2. Competitor Research
What tools are your competitors using to gain opt-ins? Some will use bonus giveaways while others use whitepapers, videos, or special reports. Putting yourself in the mindset of that ideal customer again, which of those methodologies are most appealing to you? And what is it about that offering that you like? The more specific you can be the better, so opt-in to your competitor’s email lists to get some insights. You can figure out which tools use and narrow the scope of both your offering and any software needed for it to work.
3. Publish Awesome Content with Extra Materials
Imagine your last blog post – the one you thought was great because people were commenting on it and sharing it with friends on social media. What made it so awesome? First, pinpoint your magic sauce for blog or article content, and then think about how you can take it to the next level. If you had included bonus material, what would make the most sense or be most-useful to your reader? The right (qualified) people will fill out a form with their email address to get that content. And if it’s high-quality content, then they have an increased possibility of wanting your product or service.
Here are a few ideas…
4. Leverage Social Media
The hardest part of getting people opted-in is telling the world you have a website in the first place. In this world of content chaos and 24-hour information cycles where people feel inundated, it is very hard to cut through the clutter. However, it is likely that you’ve been working on your social media presence and you may have an audience reading your posts on a regular basis. Leverage that little bit of power and direct people to your website.
This can be as simple as writing the first few lines of your blog/resource as the post, then cutting it off with “Read More” and linking to the blog / sign-up page itself. I also like the very meta approach of writing about what you just wrote about. For example, I like to publish blog posts and then write an article on LinkedIn about how I wrote that blog post and my lessons learned. Then I link back to the original post. It’s transparent, insightful, and fun to read. The best part is that the approach resonates with my ideal customers.
*Use social media as a listening tool too*
5. Spread the Love
If you’re a great writer who really enjoys the process of writing and publishing, then this next idea may be difficult for you. Guest posts and recurring guest bloggers are a very easy way to take work off of your plate and attract new people to your website. Find someone who is offering a complimentary service or product and talk to him or her about their ideal customer.

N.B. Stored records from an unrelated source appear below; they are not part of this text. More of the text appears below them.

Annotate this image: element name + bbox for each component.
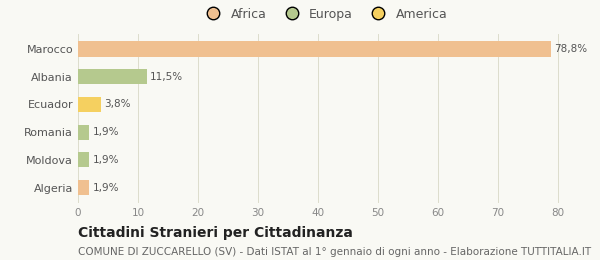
Text: COMUNE DI ZUCCARELLO (SV) - Dati ISTAT al 1° gennaio di ogni anno - Elaborazione: COMUNE DI ZUCCARELLO (SV) - Dati ISTAT a… — [78, 247, 591, 257]
Text: 11,5%: 11,5% — [150, 72, 183, 82]
Bar — [78, 42, 551, 57]
Text: 1,9%: 1,9% — [92, 155, 119, 165]
Bar — [78, 125, 89, 140]
Text: 3,8%: 3,8% — [104, 100, 130, 109]
Legend: Africa, Europa, America: Africa, Europa, America — [196, 3, 452, 26]
Text: 1,9%: 1,9% — [92, 127, 119, 137]
Bar — [78, 69, 147, 84]
Bar — [78, 180, 89, 195]
Bar — [78, 97, 101, 112]
Text: Cittadini Stranieri per Cittadinanza: Cittadini Stranieri per Cittadinanza — [78, 226, 353, 240]
Text: 78,8%: 78,8% — [554, 44, 587, 54]
Bar — [78, 152, 89, 167]
Text: 1,9%: 1,9% — [92, 183, 119, 192]
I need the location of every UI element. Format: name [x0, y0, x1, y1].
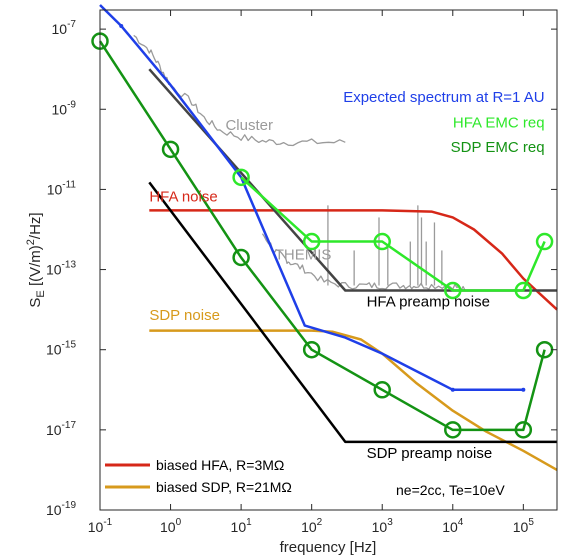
series-marker-sdp_emc	[514, 421, 533, 439]
annotation-5: SDP preamp noise	[367, 445, 493, 462]
annotation-8: SDP EMC req	[451, 139, 545, 156]
series-marker-hfa_emc	[535, 232, 554, 251]
y-tick-label: 10-13	[46, 260, 76, 278]
x-tick-label: 100	[160, 517, 182, 535]
plot-frame	[99, 9, 558, 511]
series-marker-hfa_emc	[302, 232, 321, 251]
annotation-1: THEMIS	[275, 246, 332, 263]
y-tick-label: 10-9	[52, 99, 77, 117]
series-marker-sdp_emc	[302, 340, 321, 359]
series-line-hfa_noise	[149, 209, 558, 311]
x-tick-label: 102	[301, 517, 323, 535]
series-layer	[91, 4, 558, 471]
series-marker-hfa_emc	[514, 281, 533, 300]
series-line-sdp_noise	[149, 329, 558, 471]
y-tick-label: 10-15	[46, 340, 76, 358]
legend-label-sdp: biased SDP, R=21MΩ	[156, 479, 292, 495]
series-marker-sdp_emc	[232, 248, 250, 267]
annotation-layer: Cluster THEMIS HFA noise SDP noise HFA pream…	[149, 89, 544, 462]
series-line-expected	[99, 4, 524, 392]
series-point-expected	[450, 387, 455, 392]
x-tick-label: 105	[513, 517, 535, 535]
series-line-sdp_emc	[98, 40, 546, 432]
axis-ticks: 10-1 100 101 102 103 104 105 10-19 10-17 10-15 10-…	[46, 10, 557, 535]
x-axis-label: frequency [Hz]	[280, 539, 377, 556]
series-line-sdp_preamp	[148, 181, 557, 444]
series-marker-sdp_emc	[444, 421, 462, 439]
legend-label-hfa: biased HFA, R=3MΩ	[156, 457, 284, 473]
y-tick-label: 10-7	[52, 19, 77, 37]
annotation-6: Expected spectrum at R=1 AU	[343, 89, 544, 106]
series-line-hfa_emc	[240, 176, 546, 292]
y-tick-label: 10-11	[47, 179, 77, 197]
annotation-3: SDP noise	[149, 307, 220, 324]
annotation-4: HFA preamp noise	[367, 293, 490, 310]
annotation-7: HFA EMC req	[453, 115, 545, 132]
series-marker-sdp_emc	[161, 140, 180, 159]
series-line-themis	[261, 233, 466, 291]
y-axis-label: SE [(V/m)2/Hz]	[25, 212, 47, 307]
x-tick-label: 10-1	[88, 517, 113, 535]
y-tick-label: 10-19	[46, 500, 76, 518]
series-marker-hfa_emc	[373, 232, 391, 251]
series-line-cluster	[133, 34, 346, 147]
annotation-2: HFA noise	[149, 188, 217, 205]
annotation-0: Cluster	[225, 117, 273, 134]
legend: biased HFA, R=3MΩ biased SDP, R=21MΩ ne=…	[105, 457, 505, 498]
x-tick-label: 103	[372, 517, 394, 535]
x-tick-label: 104	[442, 517, 464, 535]
series-marker-hfa_emc	[444, 281, 462, 300]
y-tick-label: 10-17	[46, 420, 76, 438]
x-tick-label: 101	[231, 517, 253, 535]
series-marker-sdp_emc	[373, 381, 391, 399]
plasma-parameters-note: ne=2cc, Te=10eV	[396, 482, 505, 498]
series-marker-hfa_emc	[232, 168, 250, 187]
series-point-expected	[119, 23, 124, 28]
series-point-expected	[521, 387, 526, 392]
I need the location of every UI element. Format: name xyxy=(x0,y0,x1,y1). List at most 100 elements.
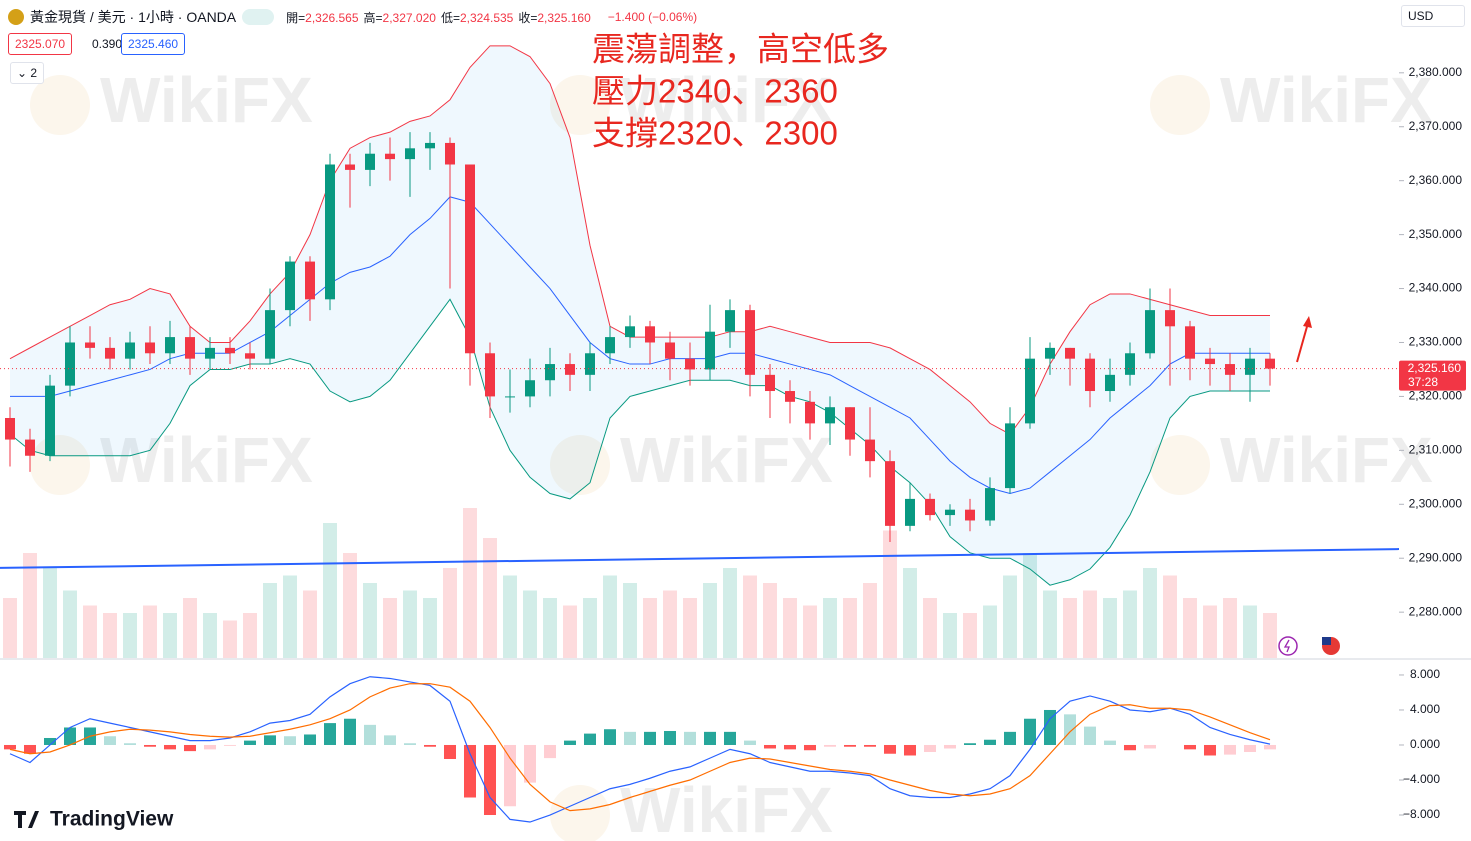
macd-histogram-bar xyxy=(344,718,356,745)
brand-name: TradingView xyxy=(50,808,174,831)
volume-bar xyxy=(343,553,357,658)
macd-histogram-bar xyxy=(64,727,76,745)
volume-bar xyxy=(323,523,337,658)
macd-histogram-bar xyxy=(284,736,296,745)
y-tick-label: 2,380.000 xyxy=(1409,65,1463,79)
macd-histogram-bar xyxy=(1104,740,1116,745)
watermark: WikiFX xyxy=(620,774,833,841)
volume-bar xyxy=(663,590,677,658)
y-tick-label: 2,300.000 xyxy=(1409,496,1463,510)
annotation: 支撐2320、2300 xyxy=(592,115,838,152)
ask[interactable]: 2325.460 xyxy=(121,33,186,55)
volume-bar xyxy=(403,590,417,658)
candle-body xyxy=(405,148,415,160)
y-tick-label: 4.000 xyxy=(1410,702,1440,716)
volume-bar xyxy=(183,598,197,658)
volume-bar xyxy=(1063,598,1077,658)
macd-histogram-bar xyxy=(864,744,876,747)
last-price-label: 2,325.160 xyxy=(1408,361,1462,375)
watermark: WikiFX xyxy=(1220,64,1433,136)
macd-line xyxy=(9,676,1271,823)
bid[interactable]: 2325.070 xyxy=(8,33,73,55)
candle-body xyxy=(125,342,135,359)
candle-body xyxy=(825,407,835,424)
y-tick-label: −4.000 xyxy=(1403,772,1440,786)
currency[interactable]: USD xyxy=(1401,5,1465,27)
volume-bar xyxy=(443,568,457,658)
volume-bar xyxy=(683,598,697,658)
macd-histogram-bar xyxy=(164,744,176,750)
indicators-toggle[interactable]: ⌄ 2 xyxy=(10,62,45,84)
macd-histogram-bar xyxy=(684,731,696,745)
volume-bar xyxy=(1083,590,1097,658)
macd-histogram-bar xyxy=(1124,744,1136,751)
macd-histogram-bar xyxy=(724,731,736,745)
volume-bar xyxy=(1103,598,1117,658)
candle-body xyxy=(545,364,555,381)
volume-bar xyxy=(943,613,957,658)
y-tick-label: 2,350.000 xyxy=(1409,227,1463,241)
candle-body xyxy=(505,396,515,398)
arrow-line xyxy=(1296,322,1309,363)
volume-bar xyxy=(1183,598,1197,658)
indicator-count: 2 xyxy=(30,66,38,80)
macd-histogram-bar xyxy=(644,731,656,745)
volume-bar xyxy=(523,590,537,658)
candle-body xyxy=(925,498,935,516)
volume-bar xyxy=(1263,613,1277,658)
symbol[interactable]: 黃金現貨 / 美元 · 1小時 · OANDA xyxy=(30,9,237,25)
watermark-logo xyxy=(550,785,610,841)
events-icon[interactable] xyxy=(1278,636,1298,656)
candle-body xyxy=(985,488,995,521)
candle-body xyxy=(1065,347,1075,359)
macd-histogram-bar xyxy=(1064,714,1076,745)
candle-body xyxy=(1005,423,1015,489)
events-icon-bolt xyxy=(1283,639,1290,653)
volume-bar xyxy=(23,553,37,658)
macd-histogram-bar xyxy=(924,744,936,752)
macd-histogram-bar xyxy=(824,744,836,747)
candle-body xyxy=(1245,358,1255,375)
volume-bar xyxy=(823,598,837,658)
candle-body xyxy=(965,509,975,521)
y-tick-label: 2,310.000 xyxy=(1409,443,1463,457)
volume-bar xyxy=(463,508,477,658)
volume-bar xyxy=(703,583,717,658)
band-middle xyxy=(10,196,1270,495)
macd-histogram-bar xyxy=(964,743,976,745)
macd-histogram-bar xyxy=(544,744,556,759)
ohlc: 開=2,326.565 高=2,327.020 低=2,324.535 收=2,325… xyxy=(286,9,596,26)
macd-histogram-bar xyxy=(884,744,896,754)
trendline xyxy=(0,548,1400,569)
volume-bar xyxy=(763,583,777,658)
volume-bar xyxy=(163,613,177,658)
candle-body xyxy=(1085,358,1095,392)
volume-bar xyxy=(963,613,977,658)
status-icons[interactable] xyxy=(242,9,275,25)
volume-bar xyxy=(83,605,97,658)
macd-histogram-bar xyxy=(204,744,216,750)
macd-histogram-bar xyxy=(184,744,196,752)
candle-body xyxy=(485,353,495,397)
candle-body xyxy=(25,439,35,456)
candle-body xyxy=(705,331,715,370)
volume-bar xyxy=(243,613,257,658)
volume-bar xyxy=(503,575,517,658)
candle-body xyxy=(305,261,315,300)
y-tick-label: 2,360.000 xyxy=(1409,173,1463,187)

If you see that there is a crossover between your goals, then you may have just developed the smartest marketing tool yet – a partnership. When another person is willing to promote your blog/website to their followers on social media and email, then you get to reach a whole new audience. And if you are already publishing awesome content and offering ways to opt-in, then this is a no-brainer.
The other approach is to simply re-share or re-post on third-party platforms. I eluded to this idea with the LinkedIn articles, but you can also share your content on multiple platforms. Some are called social bookmarking sites and a few popular spots include Stumbleupon, Digg, Tumblr, Suggy, Reddit, and Folkd. If you would rather republish your content, then consider using Medium, SteemIt, or Huffington Post. And there’s a pretty good article from the folks at OnPage called Republishing, a Practical Guide.